Gökbelen yaylası da bayağı imar görmüş. Yalnız çarşı ortasındaki tarihi çeşme akmaz olmuş. Kayınvalidenin yurdu bildiğimiz gibi. Eski bağ, “Harabul Basra”. Berber Mustafa’nın eski taş yapısına Taşucu’ndan bir dostumuz yerleşmiş. (Onarmak koşulu ile) Ellerine sağlık, yapıyı onarmış, genişletmiş. Önündeki küçük bahçeye meyve ağaçları ekmiş. İçinde her türlü sebzenin bulunduğu bir avar yapmış. Evinin gereksinimlerini karşıladığı gibi, bir miktarda pazara götürüp satıyormuş. Yeni kiracının sevimli iki kız torunu vardı. Bizim torunlarla çok iyi anlaştılar. Akşama dek oyun oynayıp durdular. Torunlarım, yaylayı çok sevdiler. İkindiye doğru köz ateşinde demlenen çaylarımızı keyifle içtik. Eski taş evin ortasında oymalı bir yüklük vardı. Onu sökmüşler. Keşke sökmeselerdi, Berber Mustafa’nın oğlu Piyade Astsubay Ahmet Keskin 1950 yılında Kore’ye gitmiş. Gitmeden önce oymalı yüklüğün kapağına adını soyadını yazıp, imza atıp ve tarih düşmüş. Ne yazık ki Kore savaşında şehit olmuş. Şimdi Kore’de Pusan Türk Şehitliği’nde yatıyor. Işıklar içinde uyusun. O anının oradan kaldırılmasına üzüldük.
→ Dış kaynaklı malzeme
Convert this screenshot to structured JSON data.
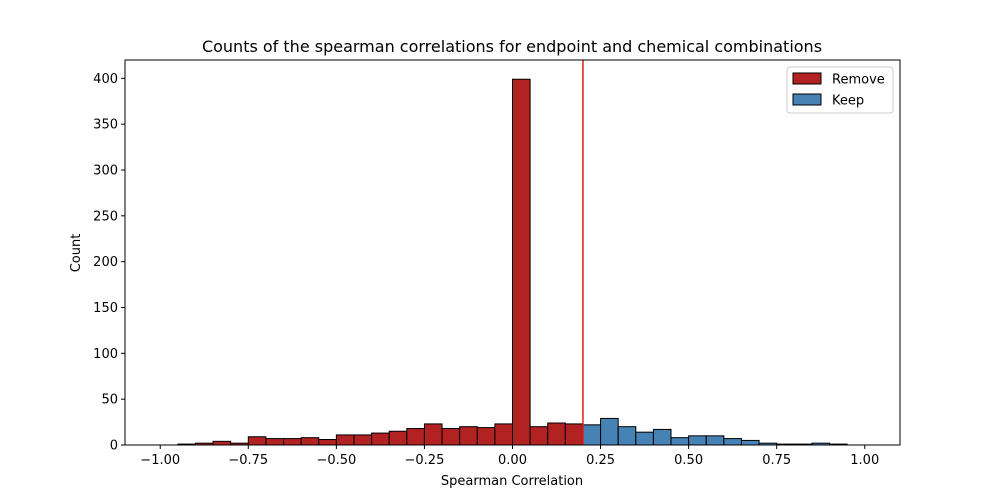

Yaylalardaki bu imar değişikliğinin sanırım pandemi ile ilgisi var. Yurttaşlar salgından korunmak için binlerce yıllık geleneği sürdürüp dağlara sığınmışlar. Kentlerdeki evler gibi mekânlar yapmışlar kendilerine. Güle güle otursunlar. Dağlarımız, bizimdir.